ALBERTO BARRERA T.
PRODAVINCI
En Los Ejércitos, magistral novela del escritor colombiano Evelio Rosero, la violencia se desplaza y va apropiándose ferozmente de todos los espacios y de todos los lenguajes. Se mueve como una enfermedad cuyos síntomas son conocidos pero también ignorados. Y luego, al momento de estallar, siempre es demasiado tarde. Ante esto, Ismael, el protagonista del relato, entiende que no está viviendo una de las tantas guerras prometidas sino que, finalmente, ha llegado la guerra real, la única, “la guerra de verdad”. Cada vez más, el país parece estar hundiéndose en esa violencia. No es simple maniobra, no es una estrategia. No es ceremonia de insultos, pura gramática acalorada. No. Se trata de la violencia real, verdadera. De la de verdad. De la violencia que no tiene control. De la que tampoco tiene regreso.
El chavismo se estrenó en nuestra historia con una declaración de guerra, a punta de balas, tratando de tomar el poder por la fuerza. Y, desde ese mismo instante, incorporó también a la violencia activa en el discurso político. La legitimó. Llegó incluso a sacralizarla. De manera permanente la ha invocado, como amenaza o como promesa. Es sin duda un elemento indispensable en su forma de entender la política, de relacionarse con los otros. Es parte de su naturaleza. Es un movimiento que se asume en guerra, que actúa de forma plural, como ejércitos. Solo así pueden pensar su relación con el país.
Cuando Nicolás Maduro dice que condena la violencia en realidad la está legitimando. Después de lo sucedido esta semana con Julio Borges, y con otros diputados y ciudadanos agredidos, el Presidente se refirió a los sucesos con estas palabras: “condeno la violencia que hubo hoy en el centro de Caracas, producto de la provocación de la derecha” . Es una fórmula retórica particular. Con la primera frase, censura lo ocurrido; con la segunda frase, lo justifica. Enunciadas desde el poder, sus palabras proponen una lógica cuya conclusión más clara es: ¡ellos se lo buscaron!
Para el oficialismo, la culpa de la violencia es de las víctimas: en el fondo, se merecen la agresión; no son víctimas sino provocadores.

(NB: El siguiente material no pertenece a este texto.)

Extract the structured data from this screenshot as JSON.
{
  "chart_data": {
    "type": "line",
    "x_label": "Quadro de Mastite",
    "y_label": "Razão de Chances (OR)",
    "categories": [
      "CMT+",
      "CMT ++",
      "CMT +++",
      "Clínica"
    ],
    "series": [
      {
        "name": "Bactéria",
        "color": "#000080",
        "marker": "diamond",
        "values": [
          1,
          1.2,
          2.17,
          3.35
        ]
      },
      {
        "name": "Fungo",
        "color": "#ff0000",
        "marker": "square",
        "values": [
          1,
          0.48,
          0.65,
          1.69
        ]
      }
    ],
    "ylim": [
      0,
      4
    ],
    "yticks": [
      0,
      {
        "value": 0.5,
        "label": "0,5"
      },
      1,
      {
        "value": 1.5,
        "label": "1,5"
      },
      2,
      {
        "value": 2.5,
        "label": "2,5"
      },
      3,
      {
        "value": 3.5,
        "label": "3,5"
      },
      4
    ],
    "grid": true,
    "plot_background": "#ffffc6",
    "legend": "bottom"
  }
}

Peor aún: para el oficialismo no hay, ni siquiera, razones reales para el descontento. Todo forma parte de una mentira macabra, de un espejismo creado para generar inquietud. El poder piensa que lo que vive la gente es una ficción, que la realidad es pura propaganda. Bajo esta premisa, cualquier inquietud es un despropósito, cualquier malestar es una ofensa, cualquier protesta es una conspiración.
Por eso Maduro ofrece la cárcel. Esta semana volvió a repetirlo: “No me va a temblar el pulso para hacer cumplir la constitución y las leyes de la república; y ponerle los ganchos a los provocadores”. Sigue empeñado en negar lo que tiene frente a sus ojos ¿Quiénes son los provocadores? ¿Los enfermos y los médicos de los hospitales que exigen insumos? ¿O la Ministra de la Salud que declara en el extranjero que en el país no hay problema con el acceso a los medicamentos? ¿Los ciudadanos que van a expresarse a las puertas del CNE o Tibisay Lucena que se autoproclama como jueza y amenaza con suspender la democracia? ¿Los militantes de Marea Socialista, allanados por el Sebin, o Diosdado Cabello que señala que –para poder gobernar- la oposición “primero tendría que eliminar a la Fuerza Armada Nacional Bolivariana”? ¿Quiénes son los provocadores? ¿Dónde están?
El pánico genera violencia. Mucha. Y el oficialismo tiene pánico. Mucho. Estamos ante un gobierno que se quedó sin pueblo, ante un Estado en situación de histeria. El camino de la negación de la realidad es corto e ineficaz. Cada vez más, el país asocia violencia con el gobierno, con el oficialismo. Y mientras transcurra el tiempo, mientras la crisis siga, todo será peor. No importa cuánto grite Maduro, cada día que pase –sin diálogo y sin negociación- su gobierno estará más débil, más urgido. Cada día que pase, el oficialismo tendrá menos poder para negociar y les será más difícil argumentar y justificar la violencia. Su marca terminará siendo la violencia. Hablar de provocadores no los salvará. Acusar de terroristas o subversivos a los que se quiere reprimir es un truco muy viejo. El 30 de marzo de 1976, por ejemplo, Jorge Rafael Videla dijo: “Queremos garantizar la paz en toda la República, para ello acabaremos con la subversión”.
El oficialismo debería mirarse en ese espejo.